The STA Board of Directors and finance team claim they need the 0.2% sales tax to maintain service levels and implement their Connect 2035 plan. On Thursday, however, CEO Karl Otterstrom presented data to the officials showing June sales tax collections were 3% above the 2026 budget year-to-date.
“We did expect growth over last year,” Otterstrom said, “but this is stronger than anyone predicted.”
He expects to end the year with a $208 million fund balance, compared with the budget’s $204 million projection. That balance was about $50 million when voters passed the tax, according to past budgets.
The board has budgeted drawdowns on those reserves for years, but it repeatedly comes out on top.
Otterstrom says that STA plans to move about $100 million in cash to a capital projects fund in 2027.
“How would it work if the funds came in more favorable?” Zack Zappone, an STA board member who also sits on the Spokane City Council, asked STA’s Chief Financial Officer Robert Hamud on Thursday.
Hamud responded, noting that any additional tax revenue would go to reserves or expanding services.
The Spokane City Council, Spokane County Democrats and a political action committee called Yes for Buses have come out in support of the sales tax renewal, along with other regional officials. They say it could help secure federal funding for another upcoming project, but not everyone is on board.
Mike Allen, a former STA board member, wrote the ballot statement opposing the sales tax renewal.
“Before asking for more taxes, deploy the money already collected … voters should expect proof that current revenues and reserves are insufficient,” Allen wrote, highlighting STA’s healthy fund balance.

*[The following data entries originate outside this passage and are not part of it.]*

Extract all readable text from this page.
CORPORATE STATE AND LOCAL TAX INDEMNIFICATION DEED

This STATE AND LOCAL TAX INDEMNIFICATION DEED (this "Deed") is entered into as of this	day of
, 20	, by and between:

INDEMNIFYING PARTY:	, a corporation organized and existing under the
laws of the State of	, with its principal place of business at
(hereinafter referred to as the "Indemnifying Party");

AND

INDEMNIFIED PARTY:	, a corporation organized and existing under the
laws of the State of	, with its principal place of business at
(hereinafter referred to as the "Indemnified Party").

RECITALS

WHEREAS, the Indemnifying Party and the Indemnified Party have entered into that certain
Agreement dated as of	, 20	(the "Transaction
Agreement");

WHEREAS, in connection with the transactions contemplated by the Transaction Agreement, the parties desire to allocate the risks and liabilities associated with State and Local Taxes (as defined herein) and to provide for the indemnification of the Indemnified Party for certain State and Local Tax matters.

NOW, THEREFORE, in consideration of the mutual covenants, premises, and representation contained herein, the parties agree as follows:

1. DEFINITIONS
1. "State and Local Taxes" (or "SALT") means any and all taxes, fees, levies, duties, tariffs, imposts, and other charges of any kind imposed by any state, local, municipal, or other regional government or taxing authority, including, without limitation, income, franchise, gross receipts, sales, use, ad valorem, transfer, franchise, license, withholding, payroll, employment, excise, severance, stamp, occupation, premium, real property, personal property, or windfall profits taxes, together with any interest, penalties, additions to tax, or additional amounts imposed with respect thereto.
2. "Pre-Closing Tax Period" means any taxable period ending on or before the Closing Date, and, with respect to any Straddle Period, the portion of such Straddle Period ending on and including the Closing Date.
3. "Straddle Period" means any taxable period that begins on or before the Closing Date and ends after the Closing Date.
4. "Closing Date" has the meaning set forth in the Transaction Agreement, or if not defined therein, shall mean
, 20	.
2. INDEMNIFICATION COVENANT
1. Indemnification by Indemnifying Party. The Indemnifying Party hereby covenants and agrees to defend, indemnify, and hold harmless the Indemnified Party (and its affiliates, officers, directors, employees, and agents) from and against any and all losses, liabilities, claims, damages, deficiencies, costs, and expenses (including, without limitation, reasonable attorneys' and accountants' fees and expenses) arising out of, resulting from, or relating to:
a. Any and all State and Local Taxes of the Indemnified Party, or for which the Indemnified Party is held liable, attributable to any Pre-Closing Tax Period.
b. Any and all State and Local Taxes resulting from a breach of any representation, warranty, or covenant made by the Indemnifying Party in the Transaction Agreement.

STA revenue exceeded budget by $5.4 million as spending came in $9.3 million under budget in 2025.
Former Spokane City Council president Ben Stuckart argued in a social media post that STA deserves the extra $30 million in annual revenue as a reward for “being a good steward of [public] resources.”

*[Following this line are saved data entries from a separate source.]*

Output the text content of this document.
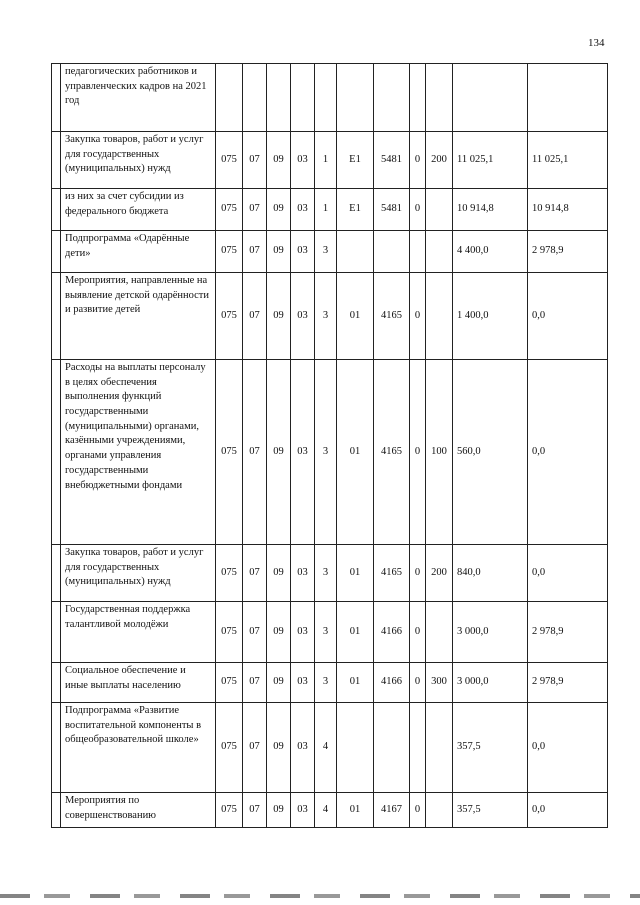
134
	педагогических работников и управленческих кадров на 2021 год											
	Закупка товаров, работ и услуг для государственных (муниципальных) нужд	075	07	09	03	1	E1	5481	0	200	11 025,1	11 025,1
	из них за счет субсидии из федерального бюджета	075	07	09	03	1	E1	5481	0		10 914,8	10 914,8
	Подпрограмма «Одарённые дети»	075	07	09	03	3					4 400,0	2 978,9
	Мероприятия, направленные на выявление детской одарённости и развитие детей	075	07	09	03	3	01	4165	0		1 400,0	0,0
	Расходы на выплаты персоналу в целях обеспечения выполнения функций государственными (муниципальными) органами, казёнными учреждениями, органами управления государственными внебюджетными фондами	075	07	09	03	3	01	4165	0	100	560,0	0,0
	Закупка товаров, работ и услуг для государственных (муниципальных) нужд	075	07	09	03	3	01	4165	0	200	840,0	0,0
	Государственная поддержка талантливой молодёжи	075	07	09	03	3	01	4166	0		3 000,0	2 978,9
	Социальное обеспечение и иные выплаты населению	075	07	09	03	3	01	4166	0	300	3 000,0	2 978,9
	Подпрограмма «Развитие воспитательной компоненты в общеобразовательной школе»	075	07	09	03	4					357,5	0,0
	Мероприятия по совершенствованию	075	07	09	03	4	01	4167	0		357,5	0,0
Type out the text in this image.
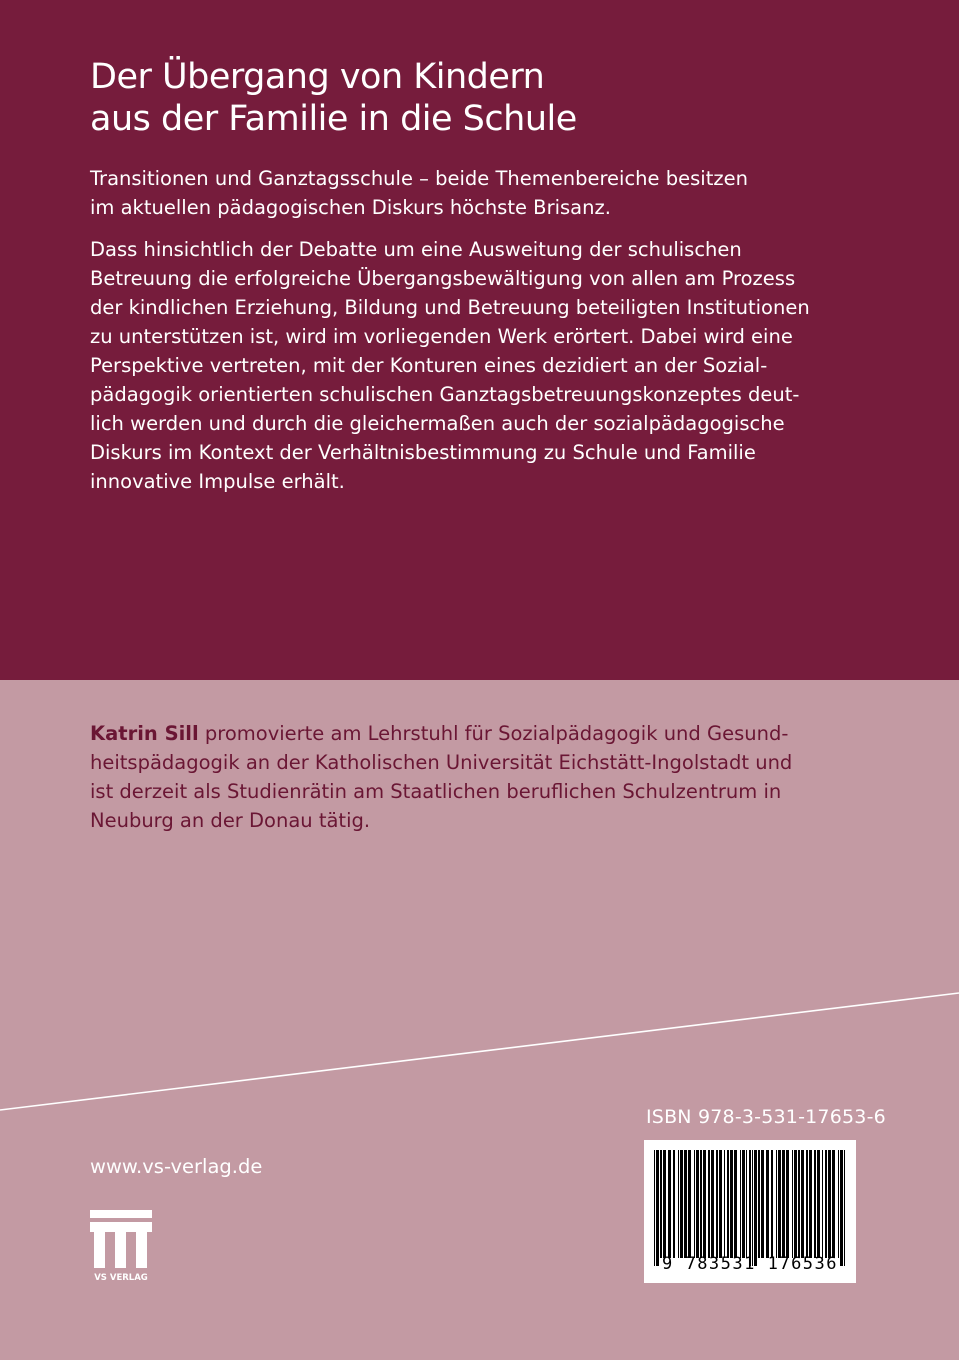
Der Übergang von Kindern
aus der Familie in die Schule

Transitionen und Ganztagsschule – beide Themenbereiche besitzen
im aktuellen pädagogischen Diskurs höchste Brisanz.

Dass hinsichtlich der Debatte um eine Ausweitung der schulischen
Betreuung die erfolgreiche Übergangsbewältigung von allen am Prozess
der kindlichen Erziehung, Bildung und Betreuung beteiligten Institutionen
zu unterstützen ist, wird im vorliegenden Werk erörtert. Dabei wird eine
Perspektive vertreten, mit der Konturen eines dezidiert an der Sozial-
pädagogik orientierten schulischen Ganztagsbetreuungskonzeptes deut-
lich werden und durch die gleichermaßen auch der sozialpädagogische
Diskurs im Kontext der Verhältnisbestimmung zu Schule und Familie
innovative Impulse erhält.

Katrin Sill promovierte am Lehrstuhl für Sozialpädagogik und Gesund-
heitspädagogik an der Katholischen Universität Eichstätt-Ingolstadt und
ist derzeit als Studienrätin am Staatlichen beruflichen Schulzentrum in
Neuburg an der Donau tätig.

www.vs-verlag.de
VS VERLAG
ISBN 978-3-531-17653-6
9 783531 176536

“STA followed through on time and under budget on all of their projects after the last levy vote,” he posted Tuesday. “This is NOT a tax increase. Vote yes, pay the same and keep expanding service!”
Spokane County Commissioner Al French, who sits on the STA board, told the Spokesman-Review that he won’t support the tax renewal. The Spokane Business Association, Downtown Spokane Partnership and Alan Nolan, a Republican running for a seat in the state House, have also come out in opposition.
SBA President Gavin Cooley has noted that while STA plans to end 2026 with a $204 million to $208 million fund balance, it started 2026 with $249 million. He says the agency budgets so conservatively that, from 2016 to 2025, STA recorded cumulative positive budget variances totaling $319.5 million.
“Taxpayers don’t realize that that’s what’s happening. They’re not paying for what they think they’re paying for,” Cooley told The Center Square in April. “They’re actually paying for increasing reserves.”
Voting will continue through Aug. 4.